À Rosario, il y a cinq comités de quartier, répartis dans différentes communes populaires et périphériques de la ville. Chacun avec son fonctionnement et ses activités propres, mais tout le monde se retrouve régulièrement autour de mesas [tables] militantes dans la ville, pour décider de positions communes et coordonner les futures mobilisations. De nombreuses activités sont mises en place dans les comités, comme des coopératives de production de pain, de construction, de nettoyage, de couture, des activités pour les enfants des quartiers ou des jardins communautaires installés sur des terres reprises aux communes. L’effervescence permanente d’organisation et d’autogestion des quartiers est palpable.

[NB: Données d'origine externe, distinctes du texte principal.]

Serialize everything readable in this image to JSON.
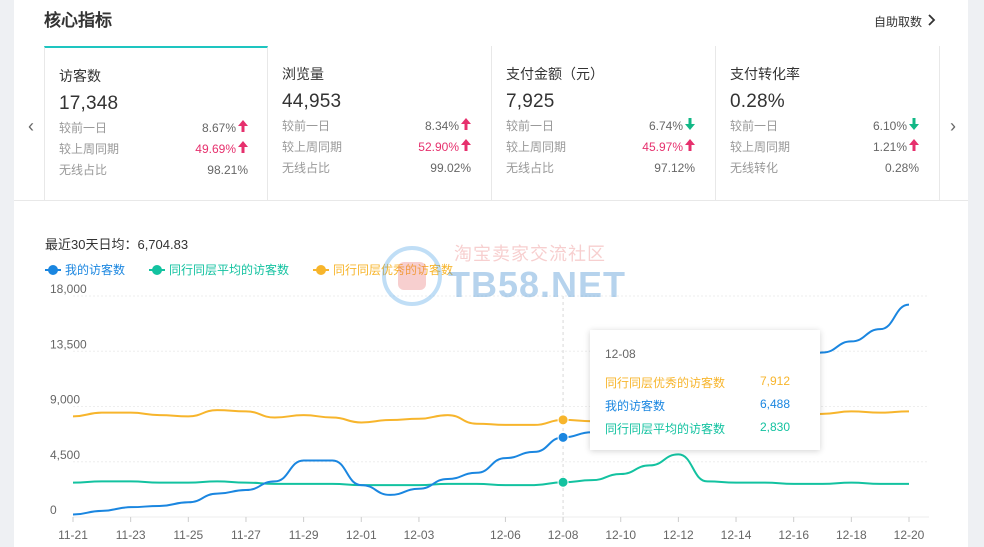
{
  "header": {
    "title": "核心指标",
    "auto_fetch": "自助取数"
  },
  "cards": [
    {
      "name": "访客数",
      "value": "17,348",
      "rows": [
        {
          "label": "较前一日",
          "value": "8.67%",
          "trend": "up",
          "red": false
        },
        {
          "label": "较上周同期",
          "value": "49.69%",
          "trend": "up",
          "red": true
        },
        {
          "label": "无线占比",
          "value": "98.21%",
          "trend": "",
          "red": false
        }
      ]
    },
    {
      "name": "浏览量",
      "value": "44,953",
      "rows": [
        {
          "label": "较前一日",
          "value": "8.34%",
          "trend": "up",
          "red": false
        },
        {
          "label": "较上周同期",
          "value": "52.90%",
          "trend": "up",
          "red": true
        },
        {
          "label": "无线占比",
          "value": "99.02%",
          "trend": "",
          "red": false
        }
      ]
    },
    {
      "name": "支付金额（元）",
      "value": "7,925",
      "rows": [
        {
          "label": "较前一日",
          "value": "6.74%",
          "trend": "down",
          "red": false
        },
        {
          "label": "较上周同期",
          "value": "45.97%",
          "trend": "up",
          "red": true
        },
        {
          "label": "无线占比",
          "value": "97.12%",
          "trend": "",
          "red": false
        }
      ]
    },
    {
      "name": "支付转化率",
      "value": "0.28%",
      "rows": [
        {
          "label": "较前一日",
          "value": "6.10%",
          "trend": "down",
          "red": false
        },
        {
          "label": "较上周同期",
          "value": "1.21%",
          "trend": "up",
          "red": false
        },
        {
          "label": "无线转化",
          "value": "0.28%",
          "trend": "",
          "red": false
        }
      ]
    }
  ],
  "arrows": {
    "left": "‹",
    "right": "›"
  },
  "avg_text": "最近30天日均：6,704.83",
  "watermark": {
    "cn": "淘宝卖家交流社区",
    "en": "TB58.NET"
  },
  "colors": {
    "mine": "#1a86e0",
    "peer_avg": "#13c2a0",
    "peer_top": "#f7b52c",
    "accent": "#1ec5c0",
    "red": "#e6306d",
    "green": "#12b886"
  },
  "chart_data": {
    "type": "line",
    "x": [
      "11-21",
      "11-22",
      "11-23",
      "11-24",
      "11-25",
      "11-26",
      "11-27",
      "11-28",
      "11-29",
      "11-30",
      "12-01",
      "12-02",
      "12-03",
      "12-04",
      "12-05",
      "12-06",
      "12-07",
      "12-08",
      "12-09",
      "12-10",
      "12-11",
      "12-12",
      "12-13",
      "12-14",
      "12-15",
      "12-16",
      "12-17",
      "12-18",
      "12-19",
      "12-20"
    ],
    "tick_labels": [
      "11-21",
      "11-23",
      "11-25",
      "11-27",
      "11-29",
      "12-01",
      "12-03",
      "12-06",
      "12-08",
      "12-10",
      "12-12",
      "12-14",
      "12-16",
      "12-18",
      "12-20"
    ],
    "yticks": [
      "0",
      "4,500",
      "9,000",
      "13,500",
      "18,000"
    ],
    "ylim": [
      0,
      18000
    ],
    "series": [
      {
        "name": "我的访客数",
        "key": "mine",
        "values": [
          200,
          500,
          800,
          900,
          1200,
          1900,
          2200,
          2900,
          4600,
          4600,
          2600,
          1800,
          2300,
          3100,
          3600,
          4800,
          5300,
          6488,
          6900,
          7500,
          8200,
          8900,
          9600,
          10400,
          11300,
          12300,
          13400,
          14300,
          15300,
          17300
        ]
      },
      {
        "name": "同行同层平均的访客数",
        "key": "peer_avg",
        "values": [
          2800,
          2900,
          2900,
          2800,
          2800,
          2900,
          2800,
          2700,
          2700,
          2700,
          2600,
          2600,
          2600,
          2700,
          2700,
          2600,
          2600,
          2830,
          3000,
          3500,
          4200,
          5100,
          2900,
          2800,
          2800,
          2700,
          2700,
          2800,
          2700,
          2700
        ]
      },
      {
        "name": "同行同层优秀的访客数",
        "key": "peer_top",
        "values": [
          8200,
          8500,
          8500,
          8300,
          8200,
          8700,
          8600,
          8100,
          8300,
          8100,
          7700,
          7900,
          8000,
          8300,
          7600,
          7500,
          7500,
          7912,
          7800,
          7700,
          7700,
          7700,
          7800,
          7900,
          8000,
          8200,
          8400,
          8600,
          8500,
          8600
        ]
      }
    ],
    "tooltip": {
      "date": "12-08",
      "rows": [
        {
          "name": "同行同层优秀的访客数",
          "value": "7,912",
          "key": "peer_top"
        },
        {
          "name": "我的访客数",
          "value": "6,488",
          "key": "mine"
        },
        {
          "name": "同行同层平均的访客数",
          "value": "2,830",
          "key": "peer_avg"
        }
      ]
    },
    "highlight_index": 17
  }
}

La FOB, c’est également un mouvement de luttes : pour arracher des droits à l’État, contre les expulsions dans les quartiers ou les coupages d’électricité, pour obtenir de la nourriture, voire des fournitures scolaires en bloquant les grandes surfaces ou les grands axes de la ville. Dans les manifestations ou les assemblées, ce sont les femmes qui marquent le rythme de la mobilisation. Quelques hommes par-ci par-là, bien sûr, mais en grande majorité des femmes de tous âges. Nous nous rendons vite compte que celles qui grossissent chaque jour les rangs des chômeurs sont avant tout des chômeuses. Certaines sont mères célibataires, d’autres, à qui incombent les travaux domestiques et la garde des enfants, n’ont tout simplement pas la possibilité de trouver un emploi compatible avec cette charge de travail. Sans compter celles qui cherchent un revenu d’appoint pour un foyer trop précaire.
En associant accès aux droits sociaux, revenus issus de travaux collectifs et auto-organisation, le militantisme au sein de la FOB dépasse la simple aide sociale, en particulier pour les femmes. En s’organisant majoritairement entre elles, en obtenant un revenu d’appoint, celles-ci grignotent les espaces de pouvoir réservés aux hommes, s’autonomisent et se politisent.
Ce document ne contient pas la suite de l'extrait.